I had to agree with the man. Seventy-two minutes was a lifetime. I checked my watch as we shuffled forward. The zoo would close its gates in two hours. The sprinklers came back on outside the Elephant House ahead of us and large misty clouds floated over the ferns along the walkway, giant ferns with long, sweeping fronds that knocked against the shoes of the few people on their way to see the elephants. I searched Val’s backpack for some hard candy. He had some peppermints and half a bag of peach lozenges, and I helped myself to a handful of those. I also couldn’t resist looking at his screenplay. I suppose that’s why, really, I’d opened the bag in the first place. Just to have a quick peek. I didn’t have to take out the pages to read them. Somehow that made it feel like less of a violation.
The title page said Prehistory X by Valentine Creel , and it had his home address at the bottom. The story was about time travel, that much I could see right away. Val’s hero was the son of a famous scientist, who in the first scene turned up dead in her lab. I gathered that by using a sensory deprivation tank the hero’s mother had figured out a way to move through time with her mind. Soon, using his mother’s copious notes, the hero was whipped back to the Bronze Age, a scary place populated by gruesome men with painted faces and women with large “cannonball” breasts. Miraculously everyone spoke English. The villain was some sort of tribal chieftain who was holding the mother captive. Yes, she was still alive. I no longer remember how Val explained it scientifically but I think it involved a disembodied mind, forever lost in time.
“Give me some skin,” the villain said at one point, spear raised. The line stuck out because it was something I often said to Val, ironically, palm raised for a high five, though of course in the context of this scene, the line must have had a different, more ominous meaning. Prehistory X was not very subtle in its intentions. I had no trouble working out what was going on. The villain was me, clearly, and I was probably going to die before the end of the movie. I should have hated the script, I suppose, but partly I was honored to be included at all.
“I think the pace is picking up,” the woman behind me said, and when I looked up, I saw that she was right. We were really moving now. I could see the entrance to the Hall of Small Mammals, its brown double doors open wide to receive us. But where was Val? I scanned the crowds. Had I been wrong to let a twelve-year-old go off on his own at a public zoo? I was beginning to suspect that I’d made a poor decision.
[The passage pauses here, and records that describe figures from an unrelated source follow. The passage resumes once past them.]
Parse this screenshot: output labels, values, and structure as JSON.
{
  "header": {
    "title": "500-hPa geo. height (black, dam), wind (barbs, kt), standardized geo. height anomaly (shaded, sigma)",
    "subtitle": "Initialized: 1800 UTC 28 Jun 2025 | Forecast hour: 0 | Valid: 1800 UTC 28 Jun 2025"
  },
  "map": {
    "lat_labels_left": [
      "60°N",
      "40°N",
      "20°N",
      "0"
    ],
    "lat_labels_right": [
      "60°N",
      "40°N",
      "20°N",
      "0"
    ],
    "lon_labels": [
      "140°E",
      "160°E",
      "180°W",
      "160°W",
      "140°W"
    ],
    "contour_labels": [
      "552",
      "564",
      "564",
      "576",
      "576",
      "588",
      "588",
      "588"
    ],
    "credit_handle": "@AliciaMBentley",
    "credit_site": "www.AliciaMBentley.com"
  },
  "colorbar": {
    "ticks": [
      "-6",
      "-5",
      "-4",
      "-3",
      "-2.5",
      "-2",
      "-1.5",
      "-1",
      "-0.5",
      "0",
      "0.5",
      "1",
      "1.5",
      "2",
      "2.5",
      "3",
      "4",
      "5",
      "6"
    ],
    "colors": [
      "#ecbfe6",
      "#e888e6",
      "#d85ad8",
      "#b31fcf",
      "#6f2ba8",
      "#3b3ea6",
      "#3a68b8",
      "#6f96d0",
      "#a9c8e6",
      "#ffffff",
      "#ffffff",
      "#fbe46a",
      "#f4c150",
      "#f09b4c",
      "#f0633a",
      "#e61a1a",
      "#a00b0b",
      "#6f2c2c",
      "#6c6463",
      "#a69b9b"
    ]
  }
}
My experience with children was and is fairly limited. I have two nieces that I rarely see in person, though my fridge is plastered with their childhood photos and printed emails. My older brother, the girls’ father, once said that being a parent is the most important thing he’s ever done with his life. I’ve never had the nerve to ask him what that says about my life.
“Here we go,” the woman said. “I can’t wait. I’ll bet they are so adorable. I wish we could touch one.”
I stepped out of line and gazed back at the man and woman and all the people behind them. I didn’t see any sign of Val. He’d been gone for more than twenty minutes.
“Would you mind holding my place?” I asked the couple.
The woman said of course they wouldn’t mind, but my request agitated the man. He rotated his fanny pack from right to left hip. “Well,” he added, “we can try.”
I set off for the bathrooms with Val’s blue backpack over my shoulder. Children streamed by eating cotton candy and peanuts and hugging plush animal toys — pandas and giraffes and hippos. Before the Elephant House, I turned left up the paved path to the Hall of Great Apes, just in case Val had gotten distracted. Overhead, along cables that connected the Ape Hall to what looked like a cell phone tower, an orangutan bounced up and down on the lines. Long sinewy muscles, pouting mouth, thin orange hair — the orangutan had the look of an aging body builder, a creature long past his prime but presiding over the crowds from his cables. He tracked my progress toward the door.